Мы добираемся до первого этажа, и я пропускаю Нору вперед. Ее локоть нечаянно касается моей руки, я делаю шаг назад, чтобы посторониться. На миг захотелось очутиться в другом измерении. В таком, где Нора – моя, и я могу вдоволь ее обнимать. Там, где она будет мне доверять и делиться самым сокровенным. Она сможет смеяться, когда ей захочется, и ей нечего будет скрывать.
С каждым шагом по скучному зданию этот сказочный образ выветривается и блекнет.
– Я не купил Эллен подарок! – вдруг опомнился я.
Нора оборачивается и, замедлив шаг, ждет, когда я с ней поравняюсь.
– Думаю, самодельный торт и то, что ты решил уделить ей минутку, ценно само по себе. – Она вздыхает. – Лично мне бы такого хотелось. – И, отвернувшись, идет дальше.
От таких слов мой разум приходит в смятение, а у меня и без того полным‑полно сумбурных мыслей.
– И при этом тебе не нравится отмечать? – спрашиваю я, особенно не надеясь получить ответ.
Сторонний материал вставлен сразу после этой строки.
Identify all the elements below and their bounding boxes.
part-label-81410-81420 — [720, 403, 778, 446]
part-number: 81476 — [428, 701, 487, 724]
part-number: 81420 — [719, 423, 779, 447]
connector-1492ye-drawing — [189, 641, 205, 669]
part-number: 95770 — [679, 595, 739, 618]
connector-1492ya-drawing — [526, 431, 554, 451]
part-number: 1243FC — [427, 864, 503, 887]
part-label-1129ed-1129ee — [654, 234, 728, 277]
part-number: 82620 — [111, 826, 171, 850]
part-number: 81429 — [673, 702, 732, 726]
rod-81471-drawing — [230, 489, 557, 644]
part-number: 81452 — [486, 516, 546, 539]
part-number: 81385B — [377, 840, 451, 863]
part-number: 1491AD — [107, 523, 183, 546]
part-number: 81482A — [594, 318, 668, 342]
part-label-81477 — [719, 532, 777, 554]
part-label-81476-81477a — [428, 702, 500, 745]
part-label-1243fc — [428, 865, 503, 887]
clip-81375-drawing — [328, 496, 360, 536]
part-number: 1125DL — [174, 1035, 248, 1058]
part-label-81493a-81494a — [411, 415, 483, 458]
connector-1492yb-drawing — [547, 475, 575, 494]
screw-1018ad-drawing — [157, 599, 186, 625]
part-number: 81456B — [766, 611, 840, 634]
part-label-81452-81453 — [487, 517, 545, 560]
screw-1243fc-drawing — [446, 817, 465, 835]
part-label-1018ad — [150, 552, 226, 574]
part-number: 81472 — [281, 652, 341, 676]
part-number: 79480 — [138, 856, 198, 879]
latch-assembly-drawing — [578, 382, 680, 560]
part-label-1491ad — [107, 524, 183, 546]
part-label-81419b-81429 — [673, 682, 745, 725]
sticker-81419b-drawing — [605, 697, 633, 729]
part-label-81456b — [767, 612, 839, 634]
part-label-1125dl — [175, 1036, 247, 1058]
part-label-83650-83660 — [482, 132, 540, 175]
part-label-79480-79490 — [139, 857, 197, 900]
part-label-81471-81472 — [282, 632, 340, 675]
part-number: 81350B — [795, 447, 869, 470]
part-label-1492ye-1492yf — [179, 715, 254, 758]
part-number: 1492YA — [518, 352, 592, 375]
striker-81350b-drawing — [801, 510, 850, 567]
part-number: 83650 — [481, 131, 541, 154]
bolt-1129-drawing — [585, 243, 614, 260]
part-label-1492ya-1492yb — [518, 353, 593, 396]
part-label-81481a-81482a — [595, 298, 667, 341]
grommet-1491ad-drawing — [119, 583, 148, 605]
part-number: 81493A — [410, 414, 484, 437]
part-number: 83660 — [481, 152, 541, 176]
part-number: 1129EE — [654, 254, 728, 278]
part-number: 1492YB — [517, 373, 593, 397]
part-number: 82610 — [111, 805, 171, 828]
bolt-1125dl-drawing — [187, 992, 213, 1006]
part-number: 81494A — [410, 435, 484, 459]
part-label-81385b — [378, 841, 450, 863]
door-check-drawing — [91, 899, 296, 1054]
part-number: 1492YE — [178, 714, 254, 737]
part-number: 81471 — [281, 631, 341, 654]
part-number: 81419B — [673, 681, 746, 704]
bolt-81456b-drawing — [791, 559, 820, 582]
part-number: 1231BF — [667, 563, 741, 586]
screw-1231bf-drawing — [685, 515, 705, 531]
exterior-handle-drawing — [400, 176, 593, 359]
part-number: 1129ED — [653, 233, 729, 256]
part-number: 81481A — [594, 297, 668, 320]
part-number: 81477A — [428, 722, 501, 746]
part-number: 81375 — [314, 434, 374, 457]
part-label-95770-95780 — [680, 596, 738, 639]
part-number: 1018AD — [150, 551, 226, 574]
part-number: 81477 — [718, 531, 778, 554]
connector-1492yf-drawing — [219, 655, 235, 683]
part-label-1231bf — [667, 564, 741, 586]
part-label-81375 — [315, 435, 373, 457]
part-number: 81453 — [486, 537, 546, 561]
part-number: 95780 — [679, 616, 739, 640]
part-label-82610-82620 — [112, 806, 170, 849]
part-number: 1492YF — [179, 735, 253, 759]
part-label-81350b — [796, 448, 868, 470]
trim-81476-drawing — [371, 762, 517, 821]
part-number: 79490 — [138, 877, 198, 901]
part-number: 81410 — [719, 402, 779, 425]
Надежда, конечно, всегда остается – ну хотя бы маленькая, на самое поверхностное объяснение. На следующей неделе у нее день рождения, но она взяла с меня обещание, что я не буду по этому поводу суетиться.
В последнее время Нора постоянно что‑то просит пообещать. Мы знакомы всего пару недель, а я уже с головы до ног опутан всевозможными клятвами.
– Не‑а. – Толкнув дверь, она придерживает ее передо мной.
Я не стал докапываться, просто решил, что ей будет полезно услышать, как прошел мой самый лучший день рождения.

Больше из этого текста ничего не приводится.